We can take this further by comparing f25v with the ‘prescription’ as analysed by Albus on f 116v. This is still speculative, of course, but we notice that if we take ‘daiin’ as a sense divider, the resulting structure resembles the prescription analysed by Albus, as follows (transcribed in EVA):
From Bax 2012
Although this is speculative, it is possible that this text is a prescription, with the high incidence of daiin markers in the middle of the text indicating different ingredients, mirroring the high number of crosses in the middle of f116v.
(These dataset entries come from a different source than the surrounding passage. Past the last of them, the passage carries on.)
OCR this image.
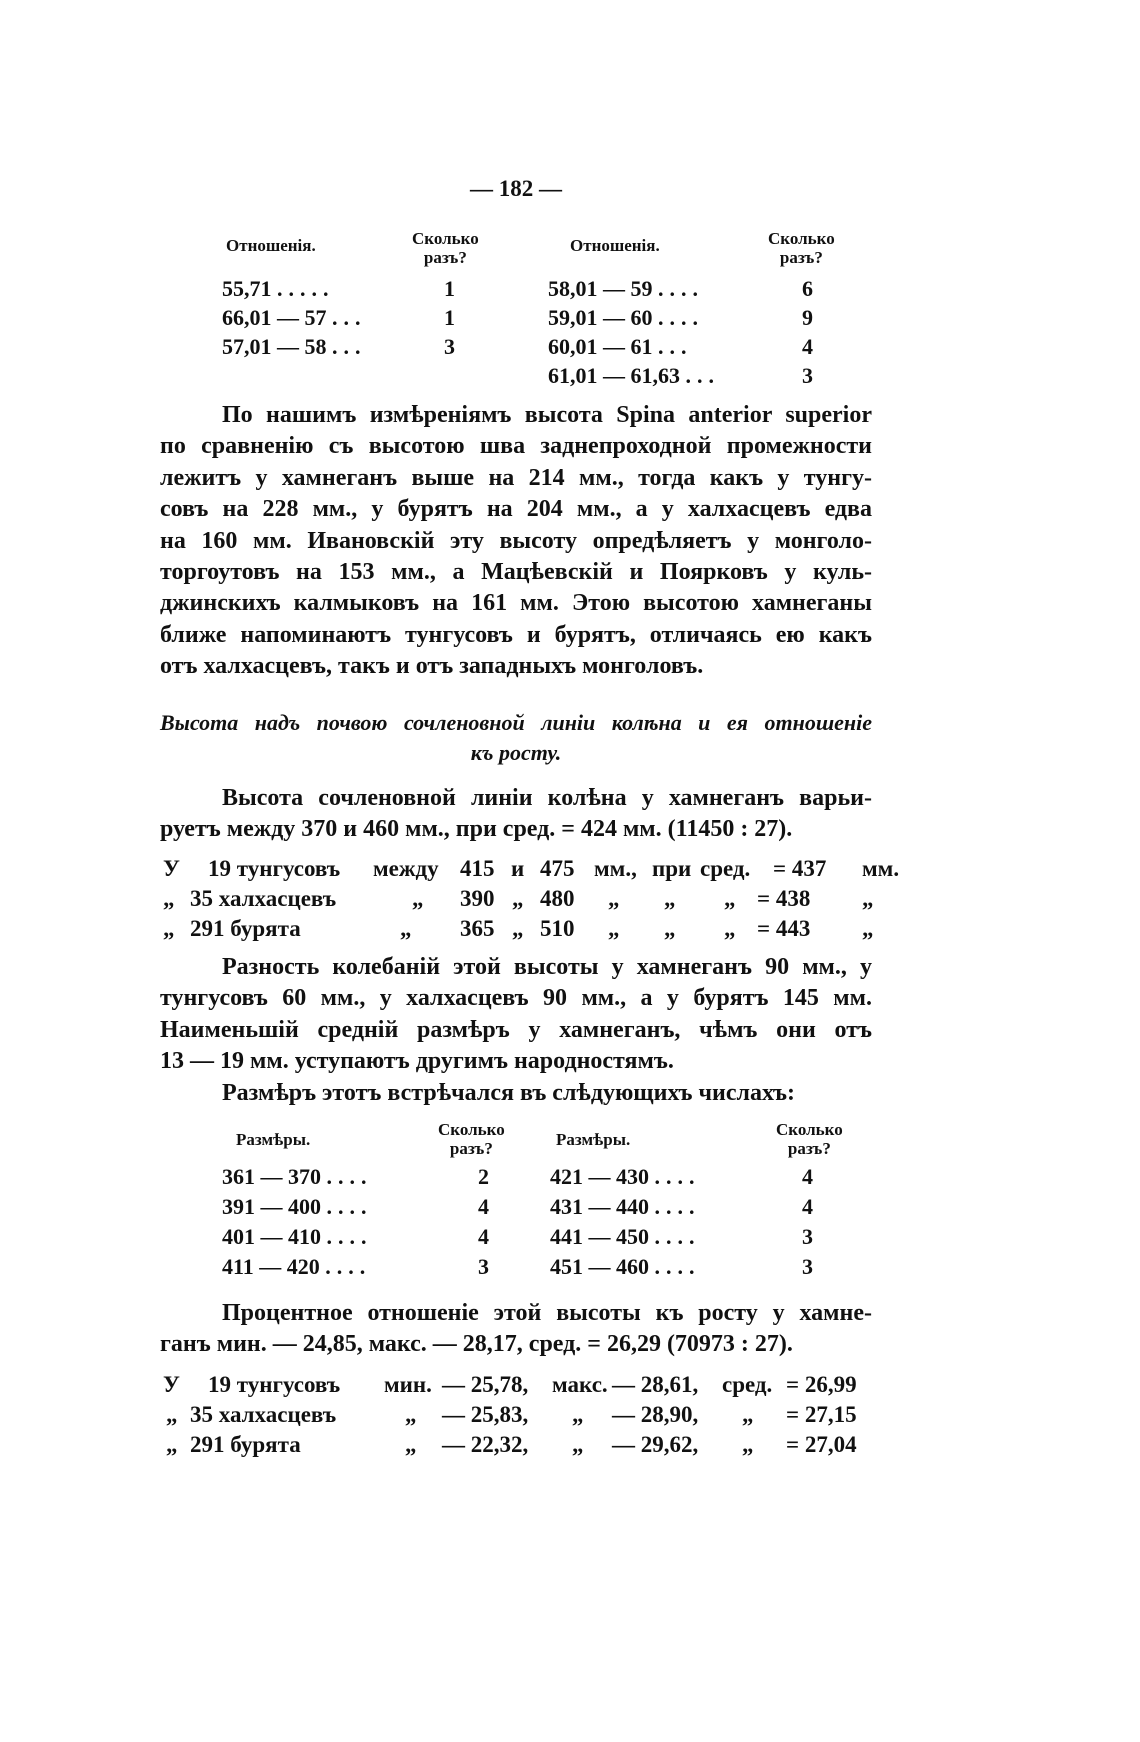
— 182 —
Отношенія.	Сколько
разъ?
Отношенія.	Сколько
разъ?
55,71 .....	1
66,01 — 57 ...	1
57,01 — 58 ...	3
58,01 — 59 ....	6
59,01 — 60 ....	9
60,01 — 61 ...	4
61,01 — 61,63 ...	3
По нашимъ измѣреніямъ высота Spina anterior superior
по сравненію съ высотою шва заднепроходной промежности
лежитъ у хамнеганъ выше на 214 мм., тогда какъ у тунгу-
совъ на 228 мм., у бурятъ на 204 мм., а у халхасцевъ едва
на 160 мм. Ивановскій эту высоту опредѣляетъ у монголо-
торгоутовъ на 153 мм., а Мацѣевскій и Поярковъ у куль-
джинскихъ калмыковъ на 161 мм. Этою высотою хамнеганы
ближе напоминаютъ тунгусовъ и бурятъ, отличаясь ею какъ
отъ халхасцевъ, такъ и отъ западныхъ монголовъ.
Высота надъ почвою сочленовной линіи колѣна и ея отношеніе
къ росту.
Высота сочленовной линіи колѣна у хамнеганъ варьи-
руетъ между 370 и 460 мм., при сред. = 424 мм. (11450 : 27).
У 19 тунгусовъ между 415 и 475 мм., при сред. = 437 мм.
„ 35 халхасцевъ	„ 390 „ 480 „ „ „ = 438 „
„ 291 бурята	„ 365 „ 510 „ „ „ = 443 „
Разность колебаній этой высоты у хамнеганъ 90 мм., у
тунгусовъ 60 мм., у халхасцевъ 90 мм., а у бурятъ 145 мм.
Наименьшій средній размѣръ у хамнеганъ, чѣмъ они отъ
13 — 19 мм. уступаютъ другимъ народностямъ.
Размѣръ этотъ встрѣчался въ слѣдующихъ числахъ:
Размѣры.
Сколько
разъ?	Размѣры.
Сколько
разъ?
361 — 370 ....	2
391 — 400 ....	4
401 — 410 ....	4
411 — 420 ....	3
421 — 430 ....	4
431 — 440 ....	4
441 — 450 ....	3
451 — 460 ....	3
Процентное отношеніе этой высоты къ росту у хамне-
ганъ мин. — 24,85, макс. — 28,17, сред. = 26,29 (70973 : 27).
У 19 тунгусовъ мин. — 25,78, макс. — 28,61, сред. = 26,99
„ 35 халхасцевъ	„ — 25,83, „ — 28,90, „ = 27,15
„ 291 бурята	„ — 22,32, „ — 29,62, „ = 27,04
Observation of the original text suggests that the single character which has been transcribed as ‘s’ (in ‘s okeeaiin’ line 2) does not look like other characters transcribed as ‘s’. but rather resembles the Arabic numeral ‘2’, so it could in fact be a number for a following ingredient. However, this possibility requires more translation of the underlying language in order to evaluate it fully.
4. Modified characters: Returning to the question of punctuation and discourse markers, a fourth way in which the Voynich script might signal divisions between sense-units is through the use of particular characters. I suggested in my Feb 2014 paper that the character transcribed in EVA as ‘m’ might be a variant of the ‘r’ character, varied in order to mark the end of sense unit in some way.
In a recent posting on this forum, Cosmo offered some interesting support for this view, using the new tool at www.voynichese.com. Cosmo said:
Stephen, I think there is strong evidence for your suggestion that the transcribed “m” is a final form of another character – “r” being a good candidate – because of how often it occurs as the last character, particularly in the latter folios.
When “m” occurs within a line, it’s usually at the end of a word, for example:
There are a few occurrences of “m” within a word but these are quite infrequent and in some cases unclear.
IMO the consistent usage of “m” as the last character in a block means that it is either an embellished character or an abbreviation. The only question is why it does not occur more often, given how common “r” terminated words are.
For example, see this plot of “r” terminated words in yellow and “m” terminated words in blue:
Naturally I agree ( 🙂 ) and I am most grateful to Cosmo for showing so graphically the way in which the character seems to operate as an end marker.
To conclude the discussion of modified characters acting as discourse markers, it may well be that other characters could also act in this way – for example EVA ‘g’ as a variant of EVA ‘d’:
However, this would need more research.
To sum up [how about that for a discourse marker], it seems to me that the Voynich manuscript does contain various devices which act as signals to the reader regarding sense unit boundaries. This is to be expected if we are dealing with a natural language (or indeed a cipher which imitates natural language patterns).
In my view is also a further strong reason why the Voynich could not be a gibberish hoax, but that is a story for another day!